I do these crosswords as a pastime and a pleasure. But when one like today’s comes along, where I feel lm being battered into submission, I lose the will to live. Too much of a challenge for me. I’d rather be hit over the head with a soggy sausage.
Congrats to William for working it all out. Chapeau!
39 – tough but very rewarding. Some early biffs kept the time lower than it would have been if I had stopped (or needed) to parse.
Played all round this and it nipped through the wide gap between bat and pad and bowled me all ends up.
About three quarters of it done in just over half an hour, then lost the will to continue. No staying power. I can see it all now it has been explained, but not my kind of puzzle.
DNF
Don’t know exactly how long this took me – certainly more than an hour. But I did manage to finish it without aids so quite pleased with myself – particularly because I was trying and failing to assist my partner with the cryptic in another daily which seems to be getting much more difficult following a recent change in crossword editor.

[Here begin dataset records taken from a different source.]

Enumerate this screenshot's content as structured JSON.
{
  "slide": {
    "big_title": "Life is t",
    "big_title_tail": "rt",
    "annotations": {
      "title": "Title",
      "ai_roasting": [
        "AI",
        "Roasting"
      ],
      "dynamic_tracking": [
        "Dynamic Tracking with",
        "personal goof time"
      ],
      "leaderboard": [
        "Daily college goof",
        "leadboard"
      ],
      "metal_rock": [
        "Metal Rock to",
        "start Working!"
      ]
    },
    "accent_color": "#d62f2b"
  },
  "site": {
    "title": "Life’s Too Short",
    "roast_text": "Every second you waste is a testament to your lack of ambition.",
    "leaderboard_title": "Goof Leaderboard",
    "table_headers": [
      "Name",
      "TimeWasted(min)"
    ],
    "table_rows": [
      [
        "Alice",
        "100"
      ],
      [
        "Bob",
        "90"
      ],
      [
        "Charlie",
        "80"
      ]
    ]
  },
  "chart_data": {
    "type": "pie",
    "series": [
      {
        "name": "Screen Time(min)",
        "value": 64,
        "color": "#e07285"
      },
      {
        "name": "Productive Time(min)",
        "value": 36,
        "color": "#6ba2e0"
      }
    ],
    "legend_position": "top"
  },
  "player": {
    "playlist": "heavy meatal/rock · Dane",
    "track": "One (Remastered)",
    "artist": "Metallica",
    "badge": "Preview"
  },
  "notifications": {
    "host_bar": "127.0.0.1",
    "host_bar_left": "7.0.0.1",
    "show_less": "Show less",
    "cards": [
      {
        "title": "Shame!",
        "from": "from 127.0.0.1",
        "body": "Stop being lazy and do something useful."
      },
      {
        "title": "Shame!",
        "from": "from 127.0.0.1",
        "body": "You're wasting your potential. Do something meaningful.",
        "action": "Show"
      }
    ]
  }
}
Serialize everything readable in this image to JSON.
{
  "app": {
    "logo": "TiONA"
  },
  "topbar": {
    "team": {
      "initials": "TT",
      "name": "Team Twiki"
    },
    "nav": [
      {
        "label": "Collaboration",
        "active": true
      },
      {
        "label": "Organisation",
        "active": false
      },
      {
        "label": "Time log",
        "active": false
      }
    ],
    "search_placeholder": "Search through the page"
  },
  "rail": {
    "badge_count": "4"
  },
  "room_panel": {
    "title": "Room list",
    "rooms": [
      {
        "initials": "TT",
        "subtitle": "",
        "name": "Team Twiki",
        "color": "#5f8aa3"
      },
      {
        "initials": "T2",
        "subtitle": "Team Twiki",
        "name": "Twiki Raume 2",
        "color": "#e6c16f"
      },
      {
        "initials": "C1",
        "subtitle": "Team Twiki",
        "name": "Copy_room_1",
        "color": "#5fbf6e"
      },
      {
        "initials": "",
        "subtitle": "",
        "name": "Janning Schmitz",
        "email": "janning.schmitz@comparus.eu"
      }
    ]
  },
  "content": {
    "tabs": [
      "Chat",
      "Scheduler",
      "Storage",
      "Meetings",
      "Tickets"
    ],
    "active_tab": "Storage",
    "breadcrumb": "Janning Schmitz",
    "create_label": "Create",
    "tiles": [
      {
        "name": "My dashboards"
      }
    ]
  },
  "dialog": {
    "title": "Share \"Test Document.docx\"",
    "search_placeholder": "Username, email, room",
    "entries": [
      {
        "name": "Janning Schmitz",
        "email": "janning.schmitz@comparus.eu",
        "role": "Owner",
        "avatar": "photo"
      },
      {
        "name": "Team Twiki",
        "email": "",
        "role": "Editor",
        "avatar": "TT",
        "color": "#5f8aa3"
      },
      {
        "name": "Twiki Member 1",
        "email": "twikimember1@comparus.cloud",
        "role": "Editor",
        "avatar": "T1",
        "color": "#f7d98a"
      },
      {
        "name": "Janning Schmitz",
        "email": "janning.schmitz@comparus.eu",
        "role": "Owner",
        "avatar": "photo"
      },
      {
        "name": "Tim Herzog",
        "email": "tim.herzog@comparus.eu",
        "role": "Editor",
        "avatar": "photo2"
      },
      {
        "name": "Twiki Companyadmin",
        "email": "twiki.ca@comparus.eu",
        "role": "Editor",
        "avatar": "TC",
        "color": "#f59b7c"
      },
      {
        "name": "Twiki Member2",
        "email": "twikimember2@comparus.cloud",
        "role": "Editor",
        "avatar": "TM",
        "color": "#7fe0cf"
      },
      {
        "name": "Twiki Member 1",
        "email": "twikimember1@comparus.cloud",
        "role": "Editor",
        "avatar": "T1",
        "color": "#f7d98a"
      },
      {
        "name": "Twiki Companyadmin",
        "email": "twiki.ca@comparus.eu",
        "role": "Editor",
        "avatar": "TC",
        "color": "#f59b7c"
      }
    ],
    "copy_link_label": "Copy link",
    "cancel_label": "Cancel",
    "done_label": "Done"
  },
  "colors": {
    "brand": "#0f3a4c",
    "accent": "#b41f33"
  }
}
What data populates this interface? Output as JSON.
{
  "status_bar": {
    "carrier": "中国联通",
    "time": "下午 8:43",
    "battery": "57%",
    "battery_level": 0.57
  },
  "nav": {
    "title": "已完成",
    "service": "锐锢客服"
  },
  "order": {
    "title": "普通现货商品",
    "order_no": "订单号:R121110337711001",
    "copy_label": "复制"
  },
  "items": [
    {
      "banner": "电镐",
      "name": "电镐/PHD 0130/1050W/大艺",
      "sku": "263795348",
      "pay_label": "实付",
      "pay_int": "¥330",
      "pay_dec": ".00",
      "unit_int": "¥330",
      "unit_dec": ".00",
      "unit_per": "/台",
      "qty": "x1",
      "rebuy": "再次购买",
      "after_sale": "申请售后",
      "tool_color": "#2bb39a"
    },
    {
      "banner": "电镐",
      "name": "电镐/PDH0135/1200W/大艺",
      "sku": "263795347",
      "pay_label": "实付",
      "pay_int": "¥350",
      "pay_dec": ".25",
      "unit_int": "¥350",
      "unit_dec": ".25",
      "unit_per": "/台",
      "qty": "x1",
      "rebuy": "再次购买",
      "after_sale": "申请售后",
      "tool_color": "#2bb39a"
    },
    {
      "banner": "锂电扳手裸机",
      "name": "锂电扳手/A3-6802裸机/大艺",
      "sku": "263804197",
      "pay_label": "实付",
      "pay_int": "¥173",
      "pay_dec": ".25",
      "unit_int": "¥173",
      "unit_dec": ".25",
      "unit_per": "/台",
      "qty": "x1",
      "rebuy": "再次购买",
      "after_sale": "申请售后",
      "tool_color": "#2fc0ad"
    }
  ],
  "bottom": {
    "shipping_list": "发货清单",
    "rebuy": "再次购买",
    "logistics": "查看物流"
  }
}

As others have reported a flying start and then a bit of a grind downwards.
As seems to happen more frequently as I age, I know stuff but not quite sure why eg SINGLETON and JOCOSENESS. By contrast, I know exactly why Tokay and PHRENOLOGIST have left their mark on my brain.
Thanks to setter and William.
Late in the day, crawled over the line to finish with the short ones FLEX and ISLE in about 50 minutes while watching tennis. Excellent puzzle, have to admit I didn’t stop to parse IDIOT PROOF or spot the JONESES so thanks william_j_s for the blog.
This was hard but I got there in the end but with one wrong. Early on I put QUIT but wasn’t entirely happy either that quit meant “crack” or “quite” meant “supply”. But I forgot to go back and see QUIP. I loved the Joneses, very clever clue. No problem with SINGLETON since I used to play bridge (family of four). The surface readings in this crossword were brilliant. For example, “Rum could be what leads to rows in theatre bar area”.
56:05
Similar experience to others, of 1a going in easily then soon grinding to a halt.
PHRENOLOGIST my COD.
LOI was RESPECTING.
Thanks William and setter.
1 hour 32m. Good few biffs in there but kept getting something to keep me going. Quite enjoyed this one as tough but fair…I think!
Well done! That’s impressive persistence – hope you felt a sense of achievement at the end.
I don’t have an exact time for this puzzle because I broke off and left the timer running. But I think about 40 minutes. LOI was jocoseness , i got the jones aspect ok but though I know jocose I NHO jocoseness.
I really enjoyed this puzzle a lot, it was challenging without being obscure.
Thanks setter and blogger
45 mins ish. I really enjoyed ISLE = short and sweet but very clever wording.
JOCOSENESS isn’t in my vocabulary (like COGNOMEN earlier in the week), so I failed with that and the more gettable ISLE. Tough one
About 45 mins. Pretty hard I thought but not as diabolic as Thursday which I never came close to finishing.
Sunday evening and 36’53’. Definitely a tough one, but with gentle applied brain pressure each clue eventually fell. Very much liked FLEX. Got the general idea of 9 across early on, but lost time thinking REFUSE was ROT. Many thanks.